Unfortunately for him, Breckinridge's redemption was derailed by the emerging feminist movement. Susan B. Anthony and other activists were first testing their political power, and though they didn't yet have the vote, they rallied hard against the wayward congressman. His “exposed and confessed unchastity,” Anthony insisted, rendered Breckinridge unfit for office. He lost by a landslide.
 
 
William Sharon's fling with Althea Hill was not entirely improper, even if he was twice her age. The senator from Nevada was a wealthy widower and free to pursue whomever he pleased. Nevertheless, the affair did have some unpleasant consequences, including assault and murder charges. It also resulted, directly and indirectly, in
three
U.S. Supreme Court decisions.
Senator Sharon, then sixty, met Althea Hill in California in 1880. She had blown her small inheritance on bad investments, and the senator graciously offered to give her some financial advice. He also offered her $500 a month to let him “love her.” The money, he later testified, was the standard fee he offered his mistresses. Althea declined, even after the ante was raised to $1,000. According to her testimony, she immediately rose to depart, saying to Sharon, “You are mistaken in your woman. You can get plenty of women that will let you love them for less than that.” Neither Althea nor the senator ever denied that a love affair did eventually commence. It's just that she claimed that it occurred within the confines of a secret marriage. Althea said that Sharon was so smitten that he asked her to marry him after she turned down his lucrative offers to become his mistress. But, she said, he insisted the marriage would have to be secret as he had an ex-mistress in Philadelphia who might make trouble if she heard about it. According to Althea, he told her they could be officially married by simply agreeing in writing to do so. She later produced the signed document in court. He called it a fraud and a forgery.

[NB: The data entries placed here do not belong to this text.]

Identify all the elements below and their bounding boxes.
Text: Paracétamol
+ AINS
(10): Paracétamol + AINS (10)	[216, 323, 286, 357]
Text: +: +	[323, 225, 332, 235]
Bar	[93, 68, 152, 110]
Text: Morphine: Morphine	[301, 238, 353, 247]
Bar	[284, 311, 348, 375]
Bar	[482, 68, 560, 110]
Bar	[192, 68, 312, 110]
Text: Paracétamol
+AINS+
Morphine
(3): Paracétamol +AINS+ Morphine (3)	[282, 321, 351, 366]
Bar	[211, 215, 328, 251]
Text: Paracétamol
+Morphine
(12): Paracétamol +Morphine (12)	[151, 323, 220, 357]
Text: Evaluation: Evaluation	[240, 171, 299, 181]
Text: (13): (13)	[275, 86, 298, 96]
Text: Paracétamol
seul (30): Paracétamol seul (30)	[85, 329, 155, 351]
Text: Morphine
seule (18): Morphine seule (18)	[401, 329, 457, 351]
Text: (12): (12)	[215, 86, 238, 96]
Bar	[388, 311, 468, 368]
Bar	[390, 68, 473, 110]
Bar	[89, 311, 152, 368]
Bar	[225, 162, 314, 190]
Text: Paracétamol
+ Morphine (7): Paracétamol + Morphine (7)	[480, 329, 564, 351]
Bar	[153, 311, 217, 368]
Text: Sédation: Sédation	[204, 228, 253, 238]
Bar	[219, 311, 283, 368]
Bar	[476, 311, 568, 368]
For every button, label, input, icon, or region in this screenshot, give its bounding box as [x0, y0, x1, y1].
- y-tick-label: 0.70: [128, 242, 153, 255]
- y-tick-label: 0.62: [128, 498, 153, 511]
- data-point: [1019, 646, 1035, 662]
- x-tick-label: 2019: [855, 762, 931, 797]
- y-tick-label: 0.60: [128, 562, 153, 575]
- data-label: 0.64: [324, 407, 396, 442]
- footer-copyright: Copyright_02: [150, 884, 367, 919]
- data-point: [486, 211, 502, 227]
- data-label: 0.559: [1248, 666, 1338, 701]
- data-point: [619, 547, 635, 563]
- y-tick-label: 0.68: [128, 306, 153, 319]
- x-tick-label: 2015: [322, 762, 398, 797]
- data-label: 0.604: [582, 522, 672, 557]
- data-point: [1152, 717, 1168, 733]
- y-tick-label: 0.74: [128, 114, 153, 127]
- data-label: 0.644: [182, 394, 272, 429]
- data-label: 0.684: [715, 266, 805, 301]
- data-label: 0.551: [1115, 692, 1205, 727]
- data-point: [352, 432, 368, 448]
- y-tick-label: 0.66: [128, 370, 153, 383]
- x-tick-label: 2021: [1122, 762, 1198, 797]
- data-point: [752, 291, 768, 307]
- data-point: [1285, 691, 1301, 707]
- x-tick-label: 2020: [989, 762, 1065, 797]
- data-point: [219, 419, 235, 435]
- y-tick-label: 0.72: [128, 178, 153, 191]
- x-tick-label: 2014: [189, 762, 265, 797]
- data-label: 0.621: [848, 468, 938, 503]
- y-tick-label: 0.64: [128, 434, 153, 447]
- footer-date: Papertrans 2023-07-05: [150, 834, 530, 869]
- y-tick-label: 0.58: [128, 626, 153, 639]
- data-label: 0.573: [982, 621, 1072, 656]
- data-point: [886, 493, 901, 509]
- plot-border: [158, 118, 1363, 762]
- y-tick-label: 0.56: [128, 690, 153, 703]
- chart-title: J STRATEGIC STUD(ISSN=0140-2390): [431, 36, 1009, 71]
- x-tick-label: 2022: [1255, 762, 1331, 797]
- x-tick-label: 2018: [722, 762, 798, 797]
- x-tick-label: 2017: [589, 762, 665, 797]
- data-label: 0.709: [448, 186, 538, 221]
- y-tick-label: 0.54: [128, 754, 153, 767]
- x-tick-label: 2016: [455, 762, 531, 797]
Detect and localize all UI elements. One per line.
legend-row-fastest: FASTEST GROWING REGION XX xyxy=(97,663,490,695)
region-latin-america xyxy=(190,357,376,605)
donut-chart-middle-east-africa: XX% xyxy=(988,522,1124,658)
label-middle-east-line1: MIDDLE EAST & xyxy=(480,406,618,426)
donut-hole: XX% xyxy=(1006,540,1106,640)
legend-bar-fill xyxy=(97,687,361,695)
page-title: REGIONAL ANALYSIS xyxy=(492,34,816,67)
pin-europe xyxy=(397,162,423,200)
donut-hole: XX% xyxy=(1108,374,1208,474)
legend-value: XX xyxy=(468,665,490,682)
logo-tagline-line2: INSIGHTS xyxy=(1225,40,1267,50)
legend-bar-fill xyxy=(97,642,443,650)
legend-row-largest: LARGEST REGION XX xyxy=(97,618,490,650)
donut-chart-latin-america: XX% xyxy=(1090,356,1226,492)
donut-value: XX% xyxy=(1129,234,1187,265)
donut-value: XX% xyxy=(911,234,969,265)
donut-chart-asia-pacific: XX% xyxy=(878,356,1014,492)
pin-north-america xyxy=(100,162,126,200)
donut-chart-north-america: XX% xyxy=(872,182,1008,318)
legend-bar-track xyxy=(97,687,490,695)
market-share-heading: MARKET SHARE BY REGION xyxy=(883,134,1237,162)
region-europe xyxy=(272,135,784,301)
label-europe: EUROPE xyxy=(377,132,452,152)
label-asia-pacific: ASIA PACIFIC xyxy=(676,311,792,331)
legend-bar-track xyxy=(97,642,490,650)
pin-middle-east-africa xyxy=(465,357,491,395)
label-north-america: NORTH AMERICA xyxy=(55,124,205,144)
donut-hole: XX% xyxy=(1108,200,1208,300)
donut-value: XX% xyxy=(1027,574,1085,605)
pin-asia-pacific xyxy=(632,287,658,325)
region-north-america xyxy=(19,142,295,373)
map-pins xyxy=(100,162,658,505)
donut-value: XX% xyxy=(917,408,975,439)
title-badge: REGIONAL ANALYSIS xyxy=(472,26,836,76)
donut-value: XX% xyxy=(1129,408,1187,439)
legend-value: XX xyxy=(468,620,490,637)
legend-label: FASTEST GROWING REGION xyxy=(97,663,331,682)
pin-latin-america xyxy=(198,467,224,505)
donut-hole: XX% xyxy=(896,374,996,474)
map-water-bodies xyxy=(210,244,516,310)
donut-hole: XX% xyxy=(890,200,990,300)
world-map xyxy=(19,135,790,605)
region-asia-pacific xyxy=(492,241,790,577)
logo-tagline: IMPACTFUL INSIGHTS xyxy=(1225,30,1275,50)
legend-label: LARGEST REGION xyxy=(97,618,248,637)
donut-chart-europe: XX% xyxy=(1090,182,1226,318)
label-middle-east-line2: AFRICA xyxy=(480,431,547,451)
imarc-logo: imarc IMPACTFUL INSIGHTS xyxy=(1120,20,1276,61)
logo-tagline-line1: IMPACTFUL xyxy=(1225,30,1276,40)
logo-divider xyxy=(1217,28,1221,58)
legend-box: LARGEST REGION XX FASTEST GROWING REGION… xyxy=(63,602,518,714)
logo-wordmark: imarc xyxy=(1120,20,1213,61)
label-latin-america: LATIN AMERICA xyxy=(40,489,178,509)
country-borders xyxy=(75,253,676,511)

Althea and the senator set up a household of sorts at two adjoining hotels in San Francisco—she in one; he in the other—connected by a passageway. Back and forth they tiptoed for about a year, apparently in complete harmony. Sharon furnished Althea's room in the style of her choosing and gave her $500 a month spending money (the same amount, incidentally, she would have made as his mistress). For a time they were inseparable. “I used to go everywhere with Mr. Sharon,” Althea later testified. “He scarcely went anywhere that I did not go with him—either riding or driving, or attending to business—that he did not take me with him.” But then things started to sour. Sharon accused Althea of revealing his business secrets, and even of stealing his private papers. Eventually he demanded that she vacate her room at the hotel, underscoring his seriousness by ordering the door taken off its hinges and all the furniture and carpeting removed. After an abortive reconciliation in 1882, Althea Hill and William Sharon were in court.